A standard is established (either by regulators or an industry organization), and then manufacturers produce products that aim to fulfill the standard. In order to verify that products fulfill the standard as designed, the manufacturer then performs testing and inspections under the rigid testing conditions defined by the standard before shipping only those products that pass the testing (although sometimes this is done with only one or a few products from each lot). A government (or non-government) agency will periodically audit the manufacturer and, in particular, their testing (i.e. quality control) processes and provide certificates for a particular testing laboratory, process or even piece of testing equipment.

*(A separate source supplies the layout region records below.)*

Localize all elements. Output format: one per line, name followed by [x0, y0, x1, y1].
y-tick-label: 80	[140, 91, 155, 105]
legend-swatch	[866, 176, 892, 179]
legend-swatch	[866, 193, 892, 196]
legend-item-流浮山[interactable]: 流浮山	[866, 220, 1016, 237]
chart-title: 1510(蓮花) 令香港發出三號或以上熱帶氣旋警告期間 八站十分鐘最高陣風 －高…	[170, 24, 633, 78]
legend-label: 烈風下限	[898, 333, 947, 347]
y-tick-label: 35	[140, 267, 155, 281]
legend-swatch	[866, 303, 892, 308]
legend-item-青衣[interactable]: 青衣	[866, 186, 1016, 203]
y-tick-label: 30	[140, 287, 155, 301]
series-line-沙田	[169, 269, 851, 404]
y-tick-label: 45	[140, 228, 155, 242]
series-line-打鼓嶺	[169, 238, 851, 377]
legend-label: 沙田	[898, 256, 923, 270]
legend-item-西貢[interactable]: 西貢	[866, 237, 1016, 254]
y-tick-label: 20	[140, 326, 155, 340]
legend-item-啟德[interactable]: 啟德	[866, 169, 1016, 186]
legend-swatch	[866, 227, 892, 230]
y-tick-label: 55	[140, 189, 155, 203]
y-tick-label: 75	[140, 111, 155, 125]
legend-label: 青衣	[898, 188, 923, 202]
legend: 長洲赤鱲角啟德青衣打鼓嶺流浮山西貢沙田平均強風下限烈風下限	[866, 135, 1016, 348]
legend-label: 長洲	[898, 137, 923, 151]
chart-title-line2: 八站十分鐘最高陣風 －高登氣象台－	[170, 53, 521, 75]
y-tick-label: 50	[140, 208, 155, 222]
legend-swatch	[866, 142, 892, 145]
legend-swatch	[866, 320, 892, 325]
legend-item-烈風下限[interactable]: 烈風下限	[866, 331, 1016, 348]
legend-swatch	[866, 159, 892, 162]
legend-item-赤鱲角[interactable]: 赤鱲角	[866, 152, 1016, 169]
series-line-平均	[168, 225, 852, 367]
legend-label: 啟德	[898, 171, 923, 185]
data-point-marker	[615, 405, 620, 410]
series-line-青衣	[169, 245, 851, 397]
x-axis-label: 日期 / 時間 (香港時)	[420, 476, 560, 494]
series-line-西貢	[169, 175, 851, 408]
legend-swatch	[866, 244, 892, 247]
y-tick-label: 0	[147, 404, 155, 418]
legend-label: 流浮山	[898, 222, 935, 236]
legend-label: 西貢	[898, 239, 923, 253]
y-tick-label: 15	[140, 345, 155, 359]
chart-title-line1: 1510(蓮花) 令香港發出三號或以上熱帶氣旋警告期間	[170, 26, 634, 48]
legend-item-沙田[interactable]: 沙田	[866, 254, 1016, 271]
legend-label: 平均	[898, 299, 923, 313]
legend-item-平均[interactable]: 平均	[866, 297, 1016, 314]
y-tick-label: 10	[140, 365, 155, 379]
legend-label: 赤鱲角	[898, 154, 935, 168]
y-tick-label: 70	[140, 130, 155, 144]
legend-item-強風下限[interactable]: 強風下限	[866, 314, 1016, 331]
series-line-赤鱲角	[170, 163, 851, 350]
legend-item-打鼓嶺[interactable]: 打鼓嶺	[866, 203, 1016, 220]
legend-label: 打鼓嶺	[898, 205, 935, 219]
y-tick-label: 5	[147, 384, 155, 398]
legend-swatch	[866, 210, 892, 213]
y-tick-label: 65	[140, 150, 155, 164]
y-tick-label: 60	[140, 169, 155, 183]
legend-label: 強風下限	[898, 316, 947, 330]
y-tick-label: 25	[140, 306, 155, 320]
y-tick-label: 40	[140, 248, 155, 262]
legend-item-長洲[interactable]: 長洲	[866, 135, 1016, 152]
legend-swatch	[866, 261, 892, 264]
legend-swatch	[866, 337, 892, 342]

My company manufactures products for export, and there is a very important regulatory value that those products must meet, and so the machines that we use to test these products are covered with certificates from many different countries and organizations. These certificates mean that products that were verified with this machine can be labeled as “XXX certified.” We make the products in Japan, but many of them are tested and shipped as conforming with US or EU standards because we sell the products there. It has nothing to do with where the products are made.
US companies are now making KN95 masks as US consumers prefer the ear straps vs head. So said the news the other night…
The poster has biases that are wrong.
There’s nothing inherently wrong with KN95 masks just because it is a Chinese standard, or with masks just because they are made in China.
The important thing is to only buy from reputable suppliers. Don’t buy masks from Amazon which will almost certainly be counterfeit, or buy from or sketchy fly by night sellers with too good to be true deals. If a seller won’t provide lab test results for their masks, run away.
This is true. N95 masks (at least real ones) will never have ear straps. Some people have real problems with head straps for various reasons. I know someone with claustrophobia and anxiety and has a real problem with the head straps vs ear straps because they know that they can’t easily remove them.
We have KF94/FFP2’s made by masklab, and I highly recommend them.
Aaron collins has a bunch of videos on the different mask types and his own tests. I am saddened that a private citizen has needed to do these sorts of tests rather than there being regulation around the import of counterfit masks in general, but he’s a fan of masklab (they’ve actually altered their fit & finish based on his comments) and has some very long and detailed videos about his process if you are interested.
Probably the most useful thing he has, though, is known-good masks and suppliers of those masks in this google doc.
Here’s a somewhat old, but reasonable-length video of his for comparison:
Wow, masklab has some pretty masks! I wish they carried something more robust than surgical style for kids.